歌いあう、じゃなくて丸々客に歌わせるのはいつ発祥か知んないけど(今度調べよ)「イノセントワールド」がありましたけども。あれは…正直糸目のおっさんの休憩時間でしょ。ファンサービスと休憩を兼ねたアイディア賞だなぁと、否定的にではなく思ってましたけども、それもどんどん質が変わってってると感じます。今は、今はやっぱり、ともかくも歌いたくてしかたないんかな。丸々投げっぱなしじゃなくて、歌って歌わせてでもやっぱり歌いだしちゃってて。気持ちよさそうだった。気持ちいいだろうよそりゃ。
ちょうど3年前、シフクツアー広島公演での初遭遇で抱いたドでかい失望が、めぐりめぐって今の驚きと喜びになってやがる。人は変わるし変われるということ。その事実だけで希望になんの。
・そんな加減なもんで、「口笛」直後の「sign」の前フリで「今度は僕らから一方的に伝えます(=歌わずに聴けよ)」って話したのに、一緒歌わせる楽しさも覚えたけどもそりゃやっぱりおっさん自分が歌うのが一番気持ちいいわなと思ったものです。わざわざ“一方的に”と念おすいやらしさが、気恥ずかしさふっとばしてくれてちょうどいいよ。

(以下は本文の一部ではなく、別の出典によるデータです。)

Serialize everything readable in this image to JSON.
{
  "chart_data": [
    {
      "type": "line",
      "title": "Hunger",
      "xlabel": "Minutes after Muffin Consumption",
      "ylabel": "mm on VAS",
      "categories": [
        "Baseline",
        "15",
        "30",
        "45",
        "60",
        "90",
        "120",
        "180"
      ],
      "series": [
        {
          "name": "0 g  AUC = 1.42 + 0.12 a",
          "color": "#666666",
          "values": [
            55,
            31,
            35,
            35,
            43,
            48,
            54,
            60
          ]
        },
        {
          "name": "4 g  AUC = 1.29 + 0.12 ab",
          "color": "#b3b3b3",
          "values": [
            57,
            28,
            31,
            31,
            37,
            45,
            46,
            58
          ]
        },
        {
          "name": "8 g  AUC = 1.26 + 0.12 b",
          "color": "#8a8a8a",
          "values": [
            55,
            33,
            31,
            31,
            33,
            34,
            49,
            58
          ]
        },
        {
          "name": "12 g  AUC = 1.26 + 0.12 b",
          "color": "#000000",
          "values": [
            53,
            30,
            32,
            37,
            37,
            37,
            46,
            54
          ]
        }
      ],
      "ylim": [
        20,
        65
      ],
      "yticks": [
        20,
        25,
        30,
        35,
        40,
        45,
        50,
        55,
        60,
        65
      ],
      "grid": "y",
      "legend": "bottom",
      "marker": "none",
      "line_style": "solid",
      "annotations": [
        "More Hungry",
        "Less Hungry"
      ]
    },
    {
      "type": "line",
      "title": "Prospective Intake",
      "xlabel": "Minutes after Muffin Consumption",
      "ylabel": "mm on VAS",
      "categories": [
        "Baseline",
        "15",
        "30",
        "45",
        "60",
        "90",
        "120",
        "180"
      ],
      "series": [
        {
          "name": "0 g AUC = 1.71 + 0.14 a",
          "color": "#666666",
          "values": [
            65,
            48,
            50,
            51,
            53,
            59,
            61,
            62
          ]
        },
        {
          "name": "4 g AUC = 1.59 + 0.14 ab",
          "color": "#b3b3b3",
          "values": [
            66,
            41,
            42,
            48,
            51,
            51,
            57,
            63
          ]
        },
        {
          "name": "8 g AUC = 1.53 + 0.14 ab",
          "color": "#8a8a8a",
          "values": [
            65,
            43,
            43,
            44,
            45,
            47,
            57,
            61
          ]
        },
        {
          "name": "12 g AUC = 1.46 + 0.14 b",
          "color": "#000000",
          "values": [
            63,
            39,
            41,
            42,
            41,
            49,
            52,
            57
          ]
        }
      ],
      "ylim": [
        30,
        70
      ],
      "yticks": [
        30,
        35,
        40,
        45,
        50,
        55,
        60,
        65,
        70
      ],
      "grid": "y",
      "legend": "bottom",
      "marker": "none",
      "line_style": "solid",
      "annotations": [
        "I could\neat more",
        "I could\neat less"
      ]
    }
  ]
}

・アリーナツアーでは普通にかっこいい!としびれた「DANCE〜」から「フェイク」の流れが今回はただただ怖かった。最初っから場内照明暗いなかだと違和感なかったけども、時間的にちょうど日が沈んで野外の闇に浮き上がる姿が、この音をこの歌を纏っておっさんいったいなんの化け物オろしてくんのか、判んなくて恐怖にすくんどどったよ。いつも言ってるモンスターとか獣の気配ともなんか違ってて、もっとそのままに闇に侵食されてくような…。表情見えなくて、ただ音纏ってく気配だけ感じたからなのか。むむむ。「Any」で流れ変わるの判ってたんで必死で耐えましたがな。